Understanding organizational processes, however, is not enough to make sense of the conflicts within a shared collective identity. This article has further drawn on the insights of the literature on sex work practice to examine how different configurations of practice shape sex workers’ relationships to each other, and to the collective identity of the sex worker. I showed that two dynamics were particularly central: the relationship between sex and work, and the relative anonymity of sex workers in public spaces. In the Union, these differences tended to cluster around gendered groupings of cis women, men, and trans women—each of which had distinct social backgrounds and followed distinct paths into sex work. These groupings were partly solidified through HIV/AIDS programs, and the Union actively blurred boundaries and formed a more fluid collective identity that worked across groups—a process that was sometimes, but not always, successful. In other words, the history of the Union’s organization, as members began as HIV prevention workers and then formed an organization oppositional to HIV/AIDS programs, shaped the ways in which differentiations affected relationships to collective identity, and the ways in which differences in practice came to be understood.

Sex worker organizing around the world has gained increasing prominence in the last few decades, but it has taken varied forms (Gall 2012; Kempadoo 2003; Kempadoo and Doezema 1998). The Union’s focus on poverty and marginalization differs fundamentally from the sex-positive feminist approach to sex worker activism that emerged in the 1970s in San Francisco where the term originated. However, tensions persisted even in the 1970s between a focus on sex work as a liberated choice and an approach to sex work as a survival strategy, and the tensions hinged on class and race differences between professional escorts and call girls and street-based sex workers (Bernstein 2007; Chapkis 1997; Delacoste and Alexander 1998). The Union’s approach to sex work was not entirely unique to India—it spoke to experiences of sex work that poor and working-class people in sex work share, but have often been marginalized in sex worker activism in North America.

In a context where recognition as a legal subject is central to making demands on the state, the formation of collective identity plays a crucial role in social movements (e.g. Khanna 2011). And yet, as a deeply stigmatized group, sex worker activists face a tension between solidifying a category of exclusion, as a way of revaluing it, and emphasizing the porousness of the category. Ultimately, the Union faced both centripetal and centrifugal pressures—on the one hand, pressure to solidify a group category and advocate for its rights, and on the other, pressure to identify broadly with other marginalized groups in order to speak to the wide variations in experience among its own members. The very flexibility and breadth of concerns sex workers faced stood in tension with the specificity of organizing as sex workers—a tension that, at times, stimulated organizing, and at other times, hindered it.
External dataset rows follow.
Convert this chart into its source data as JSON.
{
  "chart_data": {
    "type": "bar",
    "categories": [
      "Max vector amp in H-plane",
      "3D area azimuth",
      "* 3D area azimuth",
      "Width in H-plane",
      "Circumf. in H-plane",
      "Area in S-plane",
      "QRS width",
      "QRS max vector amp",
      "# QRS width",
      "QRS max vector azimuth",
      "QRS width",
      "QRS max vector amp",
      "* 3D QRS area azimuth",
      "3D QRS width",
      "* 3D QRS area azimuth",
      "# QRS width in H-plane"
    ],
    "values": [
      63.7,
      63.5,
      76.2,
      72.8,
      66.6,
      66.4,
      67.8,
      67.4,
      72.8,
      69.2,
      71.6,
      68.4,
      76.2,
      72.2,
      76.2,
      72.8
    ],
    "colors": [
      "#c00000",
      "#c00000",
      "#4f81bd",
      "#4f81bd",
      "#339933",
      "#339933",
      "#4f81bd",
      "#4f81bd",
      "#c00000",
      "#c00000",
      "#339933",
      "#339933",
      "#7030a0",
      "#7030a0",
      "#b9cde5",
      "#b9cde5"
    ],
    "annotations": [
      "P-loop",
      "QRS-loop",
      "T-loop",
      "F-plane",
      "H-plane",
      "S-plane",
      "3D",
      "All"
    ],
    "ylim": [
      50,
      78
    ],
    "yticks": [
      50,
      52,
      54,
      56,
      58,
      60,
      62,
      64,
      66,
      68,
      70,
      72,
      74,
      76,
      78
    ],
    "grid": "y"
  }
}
Yet, as this article shows, the tensions in collective identity have roots in the dynamic relationship between differentiations in practice the process of organization. In the case of sex workers, these differentiations in practice are partly shaped by economic exchanges and networks, but given meaning and solidity through the process of struggle. Making sense of the formation of collective identity, then, requires both attention to the dynamics of sex work in everyday life, and attention to the organizational processes through which sex workers become sex workers, and activists become activists.